Where Do Companies Go Wrong?
Given that most breaches start with the user (>90%), a good start would be to understand the cyberhealth of both internal and external users. However, most companies focus heavily on non-user based security. They build walls and moats to keep the bad guys out. This is unfortunate, as hackers today no longer have to break into companies; they just log in as the good guy. Times have changed. Hackers already have privileged credentials; billions and billions and billions of them. Many hackers take advantage of these comprised accounts to access and steal sensitive data from organizations. It only takes one, just one; and the exploits begins.
So, if over 90% of breaches are user-derived, then why is there such limited visibility into these threats? Because traditional security approaches and tools were never built to look at the user as its greatest threat; as such, the visibility they don’t provide creates a massive blind-spot for hackers to exploit. Take a look at the Dell breach, for example, that was announced on November 28th, 2018. Dell reported that its customer-facing website was breached. Even though Dell states that it has no evidence that any data was taken, they forced all of its users into a password change. Would Dell need to take such a drastic countermeasure if they really knew who its users are? Because Dell, like so many others, have zero visibility into their users, they can’t tell good from bad.
Dell is obviously not alone. Some of the most noteworthy breaches have involved the exploitation of the user. That is why security must start with the user. Users are a company’s greatest asset, but also its greatest threat.
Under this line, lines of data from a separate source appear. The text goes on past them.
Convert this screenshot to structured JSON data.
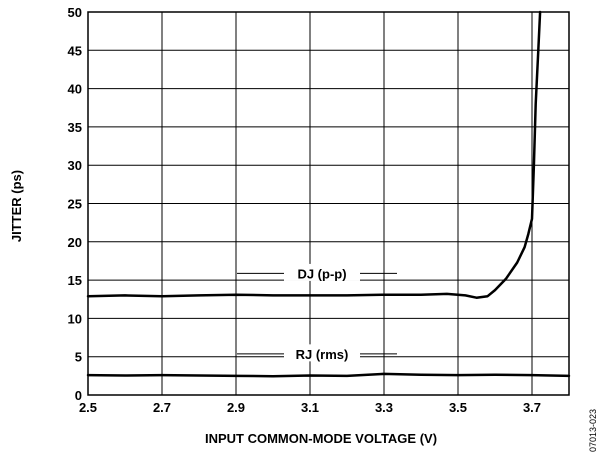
{
  "chart_data": {
    "type": "line",
    "xlabel": "INPUT COMMON-MODE VOLTAGE (V)",
    "ylabel": "JITTER (ps)",
    "xlim": [
      2.5,
      3.8
    ],
    "ylim": [
      0,
      50
    ],
    "x_ticks": [
      "2.5",
      "2.7",
      "2.9",
      "3.1",
      "3.3",
      "3.5",
      "3.7"
    ],
    "y_ticks": [
      "0",
      "5",
      "10",
      "15",
      "20",
      "25",
      "30",
      "35",
      "40",
      "45",
      "50"
    ],
    "grid": true,
    "legend": "none",
    "series": [
      {
        "name": "DJ (p-p)",
        "points": [
          [
            2.5,
            12.9
          ],
          [
            2.6,
            13.0
          ],
          [
            2.7,
            12.9
          ],
          [
            2.8,
            13.0
          ],
          [
            2.9,
            13.1
          ],
          [
            3.0,
            13.0
          ],
          [
            3.1,
            13.0
          ],
          [
            3.2,
            13.0
          ],
          [
            3.3,
            13.1
          ],
          [
            3.4,
            13.1
          ],
          [
            3.47,
            13.2
          ],
          [
            3.52,
            13.0
          ],
          [
            3.55,
            12.7
          ],
          [
            3.58,
            12.9
          ],
          [
            3.6,
            13.7
          ],
          [
            3.63,
            15.2
          ],
          [
            3.66,
            17.3
          ],
          [
            3.68,
            19.3
          ],
          [
            3.69,
            21.0
          ],
          [
            3.7,
            23.0
          ],
          [
            3.705,
            30.0
          ],
          [
            3.71,
            38.0
          ],
          [
            3.717,
            45.0
          ],
          [
            3.722,
            50.0
          ]
        ]
      },
      {
        "name": "RJ (rms)",
        "points": [
          [
            2.5,
            2.6
          ],
          [
            2.6,
            2.55
          ],
          [
            2.7,
            2.6
          ],
          [
            2.8,
            2.55
          ],
          [
            2.9,
            2.5
          ],
          [
            3.0,
            2.45
          ],
          [
            3.1,
            2.55
          ],
          [
            3.2,
            2.5
          ],
          [
            3.3,
            2.75
          ],
          [
            3.4,
            2.65
          ],
          [
            3.5,
            2.6
          ],
          [
            3.6,
            2.65
          ],
          [
            3.7,
            2.6
          ],
          [
            3.8,
            2.5
          ]
        ]
      }
    ]
  },
  "figure_id": "07013-023"
}
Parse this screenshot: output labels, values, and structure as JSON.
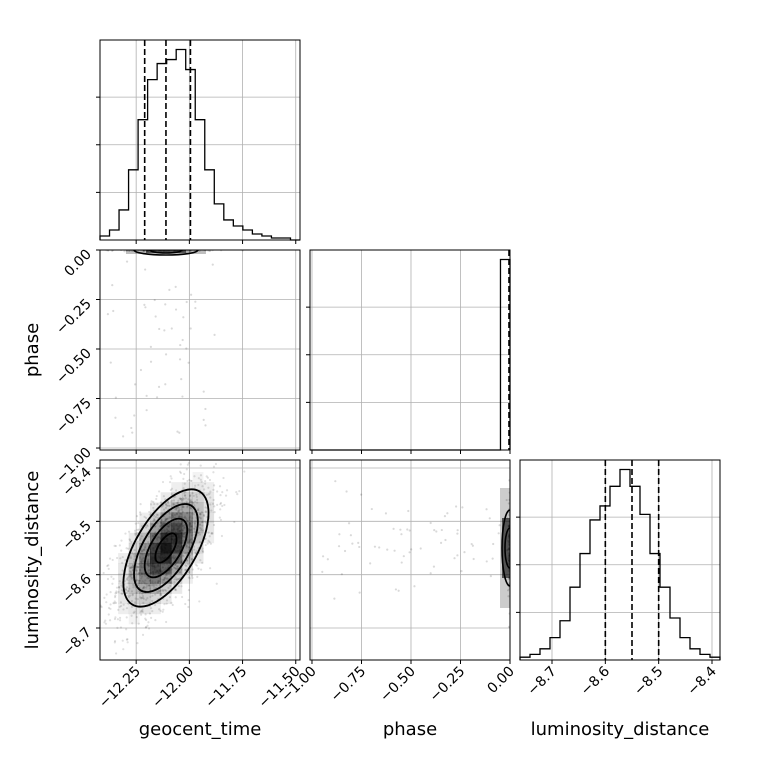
{
  "chart_data": {
    "type": "corner",
    "parameters": [
      "geocent_time",
      "phase",
      "luminosity_distance"
    ],
    "axis_labels": {
      "geocent_time": "geocent_time",
      "phase": "phase",
      "luminosity_distance": "luminosity_distance"
    },
    "ranges": {
      "geocent_time": [
        -12.42,
        -11.48
      ],
      "phase": [
        -1.01,
        0.0
      ],
      "luminosity_distance": [
        -8.76,
        -8.385
      ]
    },
    "ticks": {
      "geocent_time": [
        {
          "v": -12.25,
          "label": "−12.25"
        },
        {
          "v": -12.0,
          "label": "−12.00"
        },
        {
          "v": -11.75,
          "label": "−11.75"
        },
        {
          "v": -11.5,
          "label": "−11.50"
        }
      ],
      "phase": [
        {
          "v": -1.0,
          "label": "−1.00"
        },
        {
          "v": -0.75,
          "label": "−0.75"
        },
        {
          "v": -0.5,
          "label": "−0.50"
        },
        {
          "v": -0.25,
          "label": "−0.25"
        },
        {
          "v": 0.0,
          "label": "0.00"
        }
      ],
      "luminosity_distance": [
        {
          "v": -8.7,
          "label": "−8.7"
        },
        {
          "v": -8.6,
          "label": "−8.6"
        },
        {
          "v": -8.5,
          "label": "−8.5"
        },
        {
          "v": -8.4,
          "label": "−8.4"
        }
      ]
    },
    "quantiles": {
      "geocent_time": [
        -12.21,
        -12.11,
        -11.995
      ],
      "phase": [
        0.0
      ],
      "luminosity_distance": [
        -8.6,
        -8.55,
        -8.5
      ]
    },
    "histograms": {
      "geocent_time": {
        "range": [
          -12.42,
          -11.48
        ],
        "counts": [
          2,
          5,
          15,
          35,
          60,
          80,
          88,
          90,
          95,
          85,
          60,
          35,
          18,
          10,
          7,
          5,
          3,
          2,
          1,
          1,
          0
        ]
      },
      "phase": {
        "range": [
          -1.01,
          0.0
        ],
        "counts": [
          0,
          0,
          0,
          0,
          0,
          0,
          0,
          0,
          0,
          0,
          0,
          0,
          0,
          0,
          0,
          0,
          0,
          0,
          0,
          0,
          95
        ]
      },
      "luminosity_distance": {
        "range": [
          -8.76,
          -8.385
        ],
        "counts": [
          1,
          2,
          4,
          8,
          14,
          26,
          38,
          50,
          55,
          62,
          68,
          62,
          52,
          38,
          26,
          15,
          8,
          4,
          2,
          1
        ]
      }
    },
    "density": {
      "geocent_time_vs_luminosity_distance": {
        "mean": [
          -12.11,
          -8.55
        ],
        "sd": [
          0.1,
          0.055
        ],
        "corr": 0.6,
        "contour_levels_sigma": [
          0.5,
          1.0,
          1.5,
          2.0
        ]
      }
    },
    "ylim": [
      0,
      100
    ],
    "grid": true
  }
}
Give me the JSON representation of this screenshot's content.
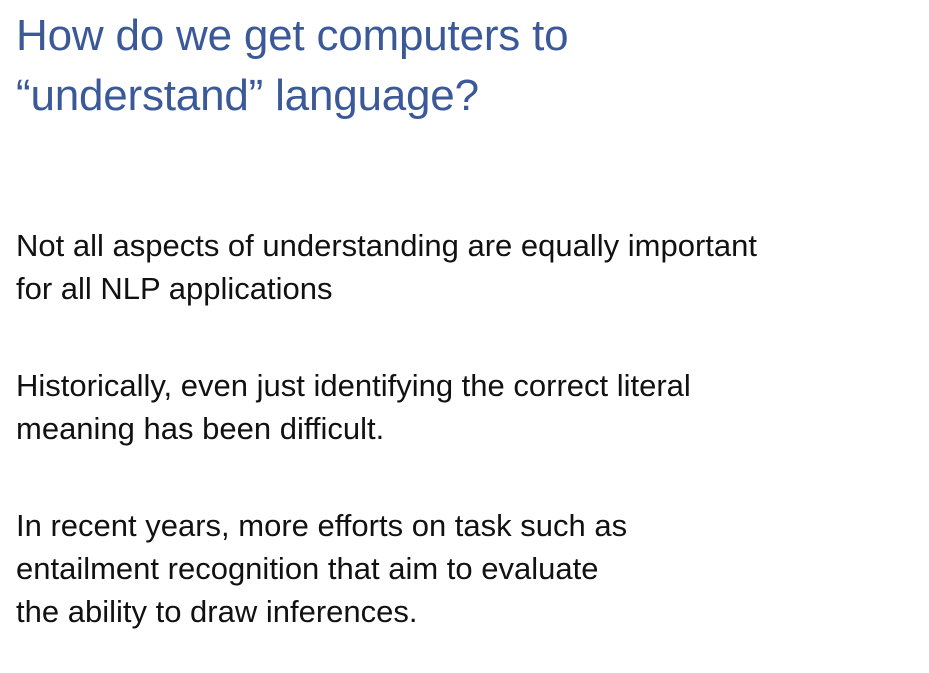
{
  "slide": {
    "title_lines": [
      "How do we get computers to",
      "“understand” language?"
    ],
    "paragraphs": [
      {
        "lines": [
          "Not all aspects of understanding are equally important",
          "for all NLP applications"
        ]
      },
      {
        "lines": [
          "Historically, even just identifying the correct literal",
          "meaning has been difficult."
        ]
      },
      {
        "lines": [
          "In recent years, more efforts on task such as",
          "entailment recognition that aim to evaluate",
          "the ability to draw inferences."
        ]
      }
    ]
  },
  "colors": {
    "title": "#3b5998",
    "body_text": "#111111",
    "background": "#ffffff"
  }
}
Without a holistic view of a user’s security, breaches will continue to happen. Companies must be able to understand their users better, so they can be smarter in their approach to mitigate any risks. It is not always about adding more layers to authentication, encrypting more data and creating more barriers. The shotgun approach rarely works in security. Sometimes a little user education and a view into a user’s cyberhealth can go a long way. Certain things in this world are inevitable. Good or bad, the choice is to either look the other way or take it head on. Like all things in life, acceptance and preparedness are key. Breaches will happen, just like death and taxes.